La Cour fédérale de justice, la plus haute juridiction en matière civile en Allemagne, a déclaré dans un communiqué que « les citoyens ne peuvent pas contraindre les fabricants à cesser leur commercialisation » de telles voitures avant que les normes établies par l'Union européenne ne soient arrivées à échéance.
De plus, elle a référé la responsabilité d'établir un plafond d'émissions de CO2 pour ces entreprises au législateur, affirmant qu'il ne revenait pas aux juges de définir des objectifs spécifiques concernant la vente de véhicules polluants.
Cette action était portée par des membres de l'association environnementale Deutsche Umwelthilfe (DUH), dont Sascha Müller-Kränner, Jürgen Resch et Barbara Metz. Ils soutenaient que les géants automobiles enfreignaient la Constitution allemande en aggravant la crise climatique en continuant de commercialiser des voitures polluantes.
Leurs arguments s'appuyaient sur une décision de 2021 de la Cour constitutionnelle allemande, stipulant qu'inadéquatement protéger le climat relève d'une violation des droits fondamentaux.
Barbara Metz, directrice générale de la DUH, a confié à l'AFP que le rejet du tribunal représentait davantage un appel à la société politique qu'un acquittement pour BMW et Mercedes-Benz. « Les tribunaux doivent clarifier la responsabilité des entreprises, mais il incombe également au législateur d'agir pour éviter que des entreprises réalisent des bénéfices au détriment de la protection climatique », a-t-elle ajouté, envisageant un appel à la Cour constitutionnelle.
Dans une déclaration à l'AFP, BMW a salué la décision et a affirmé qu'il soutenait l'idée que « le débat sur les objectifs climatiques doit avoir lieu dans les instances parlementaires ». Mercedes a également indiqué que « la responsabilité de fixer ces objectifs incombe au législateur ».
Au sein de l'Union européenne, la réglementation impose d'importantes réductions des émissions de CO2 des flottes nouvelles d'ici 2035. Toutefois, suite à des pressions de l'Allemagne, l'UE a abandonné l'idée d'interdire la vente de voitures thermiques à cette date.
Les fabricants d'automobiles mettent souvent en avant leurs investissements conséquents dans les modèles électriques et hybrides, soutenant qu'ils ne peuvent être tenus responsables d'une demande insuffisante de la part des consommateurs. Cependant, Me Remo Klinger, avocat pour les plaignants, a rétorqué que « la loi doit primer sur les désirs des consommateurs ».
Il a comparé cette situation à la vente de drogues, affirmant : « Si je dis que le client en veut, cela ne me donne pas le droit de lui en vendre ».
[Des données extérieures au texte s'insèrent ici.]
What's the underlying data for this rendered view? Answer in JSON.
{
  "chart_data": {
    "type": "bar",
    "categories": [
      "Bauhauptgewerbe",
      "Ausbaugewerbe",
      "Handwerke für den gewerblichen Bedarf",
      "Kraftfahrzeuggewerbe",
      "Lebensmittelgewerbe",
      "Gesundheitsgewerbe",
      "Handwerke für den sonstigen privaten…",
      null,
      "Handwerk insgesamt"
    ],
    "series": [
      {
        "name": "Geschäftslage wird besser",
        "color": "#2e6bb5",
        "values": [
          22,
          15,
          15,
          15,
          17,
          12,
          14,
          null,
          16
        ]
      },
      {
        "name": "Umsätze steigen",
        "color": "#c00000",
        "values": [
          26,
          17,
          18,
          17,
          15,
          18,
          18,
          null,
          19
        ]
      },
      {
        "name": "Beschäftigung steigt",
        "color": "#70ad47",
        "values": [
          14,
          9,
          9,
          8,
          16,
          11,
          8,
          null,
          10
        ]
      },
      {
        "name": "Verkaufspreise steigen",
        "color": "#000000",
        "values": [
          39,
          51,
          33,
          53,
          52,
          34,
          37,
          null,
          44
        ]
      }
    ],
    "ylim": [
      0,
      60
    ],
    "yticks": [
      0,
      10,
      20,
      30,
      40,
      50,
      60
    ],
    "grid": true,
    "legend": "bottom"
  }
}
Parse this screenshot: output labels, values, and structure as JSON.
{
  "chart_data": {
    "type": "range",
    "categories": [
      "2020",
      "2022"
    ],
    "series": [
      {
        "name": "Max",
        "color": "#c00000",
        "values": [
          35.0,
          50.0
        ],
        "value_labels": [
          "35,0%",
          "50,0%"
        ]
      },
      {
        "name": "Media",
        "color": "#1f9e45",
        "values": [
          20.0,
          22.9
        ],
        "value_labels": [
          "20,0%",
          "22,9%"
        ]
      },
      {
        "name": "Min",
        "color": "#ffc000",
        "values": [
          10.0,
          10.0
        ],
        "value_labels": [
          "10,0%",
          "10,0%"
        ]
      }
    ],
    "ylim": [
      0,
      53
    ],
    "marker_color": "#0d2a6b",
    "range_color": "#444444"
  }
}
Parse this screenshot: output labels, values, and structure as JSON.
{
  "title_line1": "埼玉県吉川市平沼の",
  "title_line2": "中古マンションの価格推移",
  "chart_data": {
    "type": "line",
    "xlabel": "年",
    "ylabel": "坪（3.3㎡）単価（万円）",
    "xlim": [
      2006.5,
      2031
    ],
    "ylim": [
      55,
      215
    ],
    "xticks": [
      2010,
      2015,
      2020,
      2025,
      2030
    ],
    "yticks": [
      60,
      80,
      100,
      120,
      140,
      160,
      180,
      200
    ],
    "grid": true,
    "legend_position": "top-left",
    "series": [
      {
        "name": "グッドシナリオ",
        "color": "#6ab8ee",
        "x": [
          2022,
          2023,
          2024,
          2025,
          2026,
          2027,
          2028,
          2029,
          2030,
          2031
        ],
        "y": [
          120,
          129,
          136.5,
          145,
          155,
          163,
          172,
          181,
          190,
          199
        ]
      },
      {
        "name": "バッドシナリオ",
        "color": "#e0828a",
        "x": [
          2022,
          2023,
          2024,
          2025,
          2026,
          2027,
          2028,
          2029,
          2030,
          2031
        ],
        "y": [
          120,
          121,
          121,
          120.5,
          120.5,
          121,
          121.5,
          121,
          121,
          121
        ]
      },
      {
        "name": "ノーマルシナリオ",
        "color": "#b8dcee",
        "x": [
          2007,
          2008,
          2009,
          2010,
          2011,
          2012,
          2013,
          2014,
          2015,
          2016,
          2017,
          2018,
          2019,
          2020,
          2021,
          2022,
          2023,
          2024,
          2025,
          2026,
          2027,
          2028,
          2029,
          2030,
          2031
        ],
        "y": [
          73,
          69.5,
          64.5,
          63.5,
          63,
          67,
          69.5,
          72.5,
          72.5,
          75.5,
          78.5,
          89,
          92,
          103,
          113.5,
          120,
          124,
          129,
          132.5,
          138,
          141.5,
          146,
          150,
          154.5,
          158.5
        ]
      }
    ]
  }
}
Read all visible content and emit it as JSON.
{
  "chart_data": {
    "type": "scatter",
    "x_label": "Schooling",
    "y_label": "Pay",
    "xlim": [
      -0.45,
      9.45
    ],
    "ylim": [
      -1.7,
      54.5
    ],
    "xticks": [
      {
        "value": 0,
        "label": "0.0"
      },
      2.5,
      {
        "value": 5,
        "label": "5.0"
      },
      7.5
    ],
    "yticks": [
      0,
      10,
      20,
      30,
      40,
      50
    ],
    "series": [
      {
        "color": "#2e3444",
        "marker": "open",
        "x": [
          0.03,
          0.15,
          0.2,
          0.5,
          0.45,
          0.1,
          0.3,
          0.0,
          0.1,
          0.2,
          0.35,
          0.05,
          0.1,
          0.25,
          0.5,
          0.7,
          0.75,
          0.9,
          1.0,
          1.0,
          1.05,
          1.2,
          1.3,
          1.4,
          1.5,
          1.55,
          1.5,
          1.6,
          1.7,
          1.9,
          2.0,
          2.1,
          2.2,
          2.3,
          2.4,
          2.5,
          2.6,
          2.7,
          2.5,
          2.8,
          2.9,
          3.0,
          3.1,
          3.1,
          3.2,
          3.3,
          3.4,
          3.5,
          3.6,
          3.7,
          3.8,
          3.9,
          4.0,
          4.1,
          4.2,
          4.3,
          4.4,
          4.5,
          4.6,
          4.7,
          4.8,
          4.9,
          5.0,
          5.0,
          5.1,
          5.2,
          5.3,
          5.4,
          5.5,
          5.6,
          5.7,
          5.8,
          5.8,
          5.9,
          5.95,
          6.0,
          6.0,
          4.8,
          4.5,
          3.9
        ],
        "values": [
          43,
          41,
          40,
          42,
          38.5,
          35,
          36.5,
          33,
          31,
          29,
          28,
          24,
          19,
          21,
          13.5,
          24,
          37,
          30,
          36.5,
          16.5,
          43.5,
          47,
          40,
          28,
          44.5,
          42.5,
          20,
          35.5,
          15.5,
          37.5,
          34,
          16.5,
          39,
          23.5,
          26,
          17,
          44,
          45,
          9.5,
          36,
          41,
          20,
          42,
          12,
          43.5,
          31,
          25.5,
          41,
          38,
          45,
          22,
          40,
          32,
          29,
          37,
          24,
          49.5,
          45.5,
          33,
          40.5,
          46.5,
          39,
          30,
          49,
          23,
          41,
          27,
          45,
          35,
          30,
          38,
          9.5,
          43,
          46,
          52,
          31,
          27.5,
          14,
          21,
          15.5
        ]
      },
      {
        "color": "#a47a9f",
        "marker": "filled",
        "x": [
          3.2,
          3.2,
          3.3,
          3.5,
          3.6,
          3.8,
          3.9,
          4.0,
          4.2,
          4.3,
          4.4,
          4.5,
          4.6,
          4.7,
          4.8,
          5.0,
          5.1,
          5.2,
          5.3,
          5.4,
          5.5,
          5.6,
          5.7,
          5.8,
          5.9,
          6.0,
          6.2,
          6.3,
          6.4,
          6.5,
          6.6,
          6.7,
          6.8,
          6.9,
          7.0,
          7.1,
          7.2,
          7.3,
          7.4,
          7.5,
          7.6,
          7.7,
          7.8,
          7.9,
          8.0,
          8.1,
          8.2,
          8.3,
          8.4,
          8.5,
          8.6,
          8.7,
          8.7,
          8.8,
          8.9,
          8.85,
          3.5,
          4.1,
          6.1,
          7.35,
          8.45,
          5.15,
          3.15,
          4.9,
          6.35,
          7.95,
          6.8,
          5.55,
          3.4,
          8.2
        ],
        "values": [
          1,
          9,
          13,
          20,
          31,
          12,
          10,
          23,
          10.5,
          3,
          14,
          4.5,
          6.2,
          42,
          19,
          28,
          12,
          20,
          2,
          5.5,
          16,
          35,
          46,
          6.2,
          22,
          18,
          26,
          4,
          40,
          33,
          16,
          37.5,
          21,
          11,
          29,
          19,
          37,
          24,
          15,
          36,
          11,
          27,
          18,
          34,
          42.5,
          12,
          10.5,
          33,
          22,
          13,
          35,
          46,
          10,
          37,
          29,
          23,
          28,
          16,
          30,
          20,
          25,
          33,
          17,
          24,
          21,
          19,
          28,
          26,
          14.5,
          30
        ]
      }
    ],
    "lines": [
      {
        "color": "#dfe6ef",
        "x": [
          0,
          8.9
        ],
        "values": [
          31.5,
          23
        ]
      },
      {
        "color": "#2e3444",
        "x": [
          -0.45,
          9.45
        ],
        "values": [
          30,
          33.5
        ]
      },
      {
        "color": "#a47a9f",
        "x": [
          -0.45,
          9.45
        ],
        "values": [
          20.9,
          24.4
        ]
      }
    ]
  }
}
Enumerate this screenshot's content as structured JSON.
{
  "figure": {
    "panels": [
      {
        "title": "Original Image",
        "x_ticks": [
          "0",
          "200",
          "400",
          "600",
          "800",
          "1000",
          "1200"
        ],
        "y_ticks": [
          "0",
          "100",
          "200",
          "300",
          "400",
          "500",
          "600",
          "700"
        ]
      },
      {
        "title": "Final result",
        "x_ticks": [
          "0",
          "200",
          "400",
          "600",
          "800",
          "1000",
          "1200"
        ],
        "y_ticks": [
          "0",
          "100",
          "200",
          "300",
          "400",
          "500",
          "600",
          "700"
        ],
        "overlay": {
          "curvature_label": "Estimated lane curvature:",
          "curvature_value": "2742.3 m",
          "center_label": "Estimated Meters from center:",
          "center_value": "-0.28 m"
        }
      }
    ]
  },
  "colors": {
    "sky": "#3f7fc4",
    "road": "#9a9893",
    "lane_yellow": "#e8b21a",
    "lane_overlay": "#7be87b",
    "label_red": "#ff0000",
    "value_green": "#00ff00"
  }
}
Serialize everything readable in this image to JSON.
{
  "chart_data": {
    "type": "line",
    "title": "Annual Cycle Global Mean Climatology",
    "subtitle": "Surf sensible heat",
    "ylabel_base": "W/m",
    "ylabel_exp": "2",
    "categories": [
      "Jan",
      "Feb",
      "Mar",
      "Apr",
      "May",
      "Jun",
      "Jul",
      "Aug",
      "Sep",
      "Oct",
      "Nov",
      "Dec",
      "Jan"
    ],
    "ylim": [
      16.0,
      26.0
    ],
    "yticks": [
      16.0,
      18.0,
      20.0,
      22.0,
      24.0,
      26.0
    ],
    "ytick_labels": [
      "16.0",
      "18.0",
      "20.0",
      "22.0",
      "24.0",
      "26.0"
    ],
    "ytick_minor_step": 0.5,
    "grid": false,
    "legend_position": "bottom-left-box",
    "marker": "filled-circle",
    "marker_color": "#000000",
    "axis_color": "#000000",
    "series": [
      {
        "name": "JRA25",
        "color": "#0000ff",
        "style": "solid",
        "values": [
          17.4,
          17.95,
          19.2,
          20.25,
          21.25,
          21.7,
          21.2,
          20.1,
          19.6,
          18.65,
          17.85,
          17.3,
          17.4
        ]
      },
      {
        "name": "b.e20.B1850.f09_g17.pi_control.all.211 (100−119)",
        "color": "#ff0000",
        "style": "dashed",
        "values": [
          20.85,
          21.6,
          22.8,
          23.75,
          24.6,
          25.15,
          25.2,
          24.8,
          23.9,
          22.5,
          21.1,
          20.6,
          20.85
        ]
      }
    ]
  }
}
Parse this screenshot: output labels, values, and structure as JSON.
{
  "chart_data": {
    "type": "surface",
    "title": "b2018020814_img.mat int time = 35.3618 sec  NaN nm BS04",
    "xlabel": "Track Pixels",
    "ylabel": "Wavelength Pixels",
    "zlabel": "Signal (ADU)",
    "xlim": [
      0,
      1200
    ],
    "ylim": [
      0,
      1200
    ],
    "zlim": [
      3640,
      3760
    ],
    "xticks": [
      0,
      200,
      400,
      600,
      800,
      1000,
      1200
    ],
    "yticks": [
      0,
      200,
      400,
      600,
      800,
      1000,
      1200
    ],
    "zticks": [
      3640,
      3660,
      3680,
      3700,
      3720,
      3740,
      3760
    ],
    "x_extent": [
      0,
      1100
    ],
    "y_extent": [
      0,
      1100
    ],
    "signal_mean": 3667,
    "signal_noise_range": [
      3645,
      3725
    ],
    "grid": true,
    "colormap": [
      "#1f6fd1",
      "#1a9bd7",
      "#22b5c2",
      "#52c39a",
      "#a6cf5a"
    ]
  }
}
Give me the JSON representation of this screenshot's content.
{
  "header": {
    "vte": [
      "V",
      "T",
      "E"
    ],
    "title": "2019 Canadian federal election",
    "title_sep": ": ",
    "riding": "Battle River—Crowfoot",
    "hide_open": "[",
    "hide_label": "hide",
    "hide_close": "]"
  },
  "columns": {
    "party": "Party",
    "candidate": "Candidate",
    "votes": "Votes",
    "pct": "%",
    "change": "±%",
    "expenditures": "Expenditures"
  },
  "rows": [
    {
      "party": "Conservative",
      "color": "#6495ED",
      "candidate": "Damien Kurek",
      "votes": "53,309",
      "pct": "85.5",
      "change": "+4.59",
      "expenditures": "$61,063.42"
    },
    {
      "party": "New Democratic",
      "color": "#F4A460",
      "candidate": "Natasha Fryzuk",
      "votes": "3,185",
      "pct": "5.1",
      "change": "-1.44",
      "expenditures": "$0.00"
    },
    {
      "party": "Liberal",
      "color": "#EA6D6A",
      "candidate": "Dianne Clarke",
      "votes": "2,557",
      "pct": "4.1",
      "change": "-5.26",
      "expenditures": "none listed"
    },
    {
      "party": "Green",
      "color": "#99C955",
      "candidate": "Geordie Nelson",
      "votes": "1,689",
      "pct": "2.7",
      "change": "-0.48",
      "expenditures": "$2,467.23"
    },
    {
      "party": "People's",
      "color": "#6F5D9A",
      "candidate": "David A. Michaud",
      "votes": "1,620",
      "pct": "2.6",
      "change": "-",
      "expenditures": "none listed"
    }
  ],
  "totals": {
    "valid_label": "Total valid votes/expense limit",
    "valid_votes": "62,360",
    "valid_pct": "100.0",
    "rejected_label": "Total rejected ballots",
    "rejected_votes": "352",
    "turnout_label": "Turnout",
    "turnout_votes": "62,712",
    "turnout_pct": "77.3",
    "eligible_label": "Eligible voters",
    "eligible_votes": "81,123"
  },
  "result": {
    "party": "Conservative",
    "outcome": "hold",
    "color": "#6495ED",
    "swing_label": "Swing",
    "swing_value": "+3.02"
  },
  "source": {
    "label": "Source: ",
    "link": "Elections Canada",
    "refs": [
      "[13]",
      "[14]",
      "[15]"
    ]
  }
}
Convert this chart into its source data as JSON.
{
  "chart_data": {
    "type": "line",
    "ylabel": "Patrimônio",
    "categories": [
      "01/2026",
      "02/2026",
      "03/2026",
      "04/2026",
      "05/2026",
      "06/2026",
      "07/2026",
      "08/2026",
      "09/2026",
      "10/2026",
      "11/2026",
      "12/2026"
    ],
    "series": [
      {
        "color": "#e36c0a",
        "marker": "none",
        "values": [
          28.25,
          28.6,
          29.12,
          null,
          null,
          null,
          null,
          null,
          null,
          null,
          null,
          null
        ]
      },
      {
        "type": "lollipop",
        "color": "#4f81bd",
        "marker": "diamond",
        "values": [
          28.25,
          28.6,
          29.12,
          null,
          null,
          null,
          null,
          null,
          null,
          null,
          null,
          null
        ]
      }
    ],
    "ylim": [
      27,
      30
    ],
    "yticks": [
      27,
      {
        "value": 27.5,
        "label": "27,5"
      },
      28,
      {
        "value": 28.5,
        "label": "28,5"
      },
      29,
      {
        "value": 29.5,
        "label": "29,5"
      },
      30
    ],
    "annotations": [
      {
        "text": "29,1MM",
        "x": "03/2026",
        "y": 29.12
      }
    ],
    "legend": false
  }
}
Les actions en justice menées par les militants écologiques se multiplient ces dernières années dans le but de lutter contre le réchauffement climatique. En mai 2025, un tribunal régional du nord de l'Allemagne a reconnu que les entreprises pouvaient être tenues responsables des conséquences de leurs émissions de gaz à effet de serre, même s'il n'a pas attribué de dommages et intérêts dans le cas d'un agriculteur péruvien contre l'entreprise énergétique RWE.